3.3. Comparison with Existing Methods
We compare the proposed LPD method with exiting algorithms [7, 16, 17]. Making full use of edge information, authors in [7] detected the license plate by combining edge detection and mathematical morphology method. The reason for selecting the algorithm in [16] is that it was also tested in hazardous condition, including different illumination and environment conditions, and from different angles. [17] is the first work which introduces the image decomposition method into the LPD. However, it was implemented by discrete difference equation which performs poorly in running speed. We implement them using MATLAB 2014a on personal computer, and apply on the sampled 200 vehicle images. The experimental results are reported in Table 2. In the table, the method [7] shows poor performance due to the complex background. No such special approach is taken in [7] to handle the complex environment conditions. Moreover, we report the detection results of one of the test images in Figure 5, including the running time in the captions. It is found that method [7] yields two plate regions, including a fake one. The methods in [16, 17] cost more time than ours.
(a) Test image
![(b) Result of [7]:3.11s](https://static.hindawi.com/articles/mpe/volume-2018/3901906/figures/3901906.fig.005b.jpg)
(b) Result of [7]:3.11s
![(c) Result of [16]:1.53s](https://static.hindawi.com/articles/mpe/volume-2018/3901906/figures/3901906.fig.005c.jpg)
(c) Result of [16]:1.53s
![(d) Result of [17]:7.33s](https://static.hindawi.com/articles/mpe/volume-2018/3901906/figures/3901906.fig.005d.jpg)
(d) Result of [17]:7.33s
(e) Result of ours:1.03s
4. Conclusions
In this paper, a fast cartoon-texture decomposition filter is incorporated into license plate detection process. Combining with edge detection, morphologic filtering and Radon transform, we present a new LPD algorithm, which eliminates background and noise interference, such as small scale details and periodical change, and improves the accuracy of the recognition and location. This makes the algorithm has widely practicability. Moreover, the algorithm can be further developed by consider more complex situations, such as night, blurriness, rain and fog effects. This is the main direction of our future works.
Data Availability
The vehicle images used to support the ending of this study are composed of two parts. Part of the images is supplied by the database: https://sites.google.com/site/samicsemist/about-theteacher/mscthesisdetails.
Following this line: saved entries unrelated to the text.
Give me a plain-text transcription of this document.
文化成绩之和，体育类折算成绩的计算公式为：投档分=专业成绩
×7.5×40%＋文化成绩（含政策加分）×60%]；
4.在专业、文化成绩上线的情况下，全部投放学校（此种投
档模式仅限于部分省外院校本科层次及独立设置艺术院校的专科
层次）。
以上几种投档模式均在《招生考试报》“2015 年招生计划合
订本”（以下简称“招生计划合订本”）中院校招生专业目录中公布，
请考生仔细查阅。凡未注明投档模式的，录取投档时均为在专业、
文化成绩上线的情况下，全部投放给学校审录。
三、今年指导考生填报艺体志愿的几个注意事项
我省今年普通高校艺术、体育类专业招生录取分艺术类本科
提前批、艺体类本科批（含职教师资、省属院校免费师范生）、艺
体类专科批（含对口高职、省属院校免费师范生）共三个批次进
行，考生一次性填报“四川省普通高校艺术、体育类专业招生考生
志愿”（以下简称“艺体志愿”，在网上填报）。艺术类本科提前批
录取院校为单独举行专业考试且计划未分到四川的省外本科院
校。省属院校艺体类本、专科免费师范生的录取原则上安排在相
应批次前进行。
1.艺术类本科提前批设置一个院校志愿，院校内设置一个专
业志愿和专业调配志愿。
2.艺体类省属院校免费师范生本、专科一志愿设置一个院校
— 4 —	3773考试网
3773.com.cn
Another part of the images comes from our camera, requests for which after publication of this article will be considered by the corresponding author.
Conflicts of Interest
The authors declare that they have no conflicts of interest.
Acknowledgments
This work is supported by the National Natural Science Foundation of China under (Grant no. 61772389), Key Scientific Research Projects in Henan Colleges and Universities (19A110015), and Foundation of Shannxi Education Committee (16JK1603).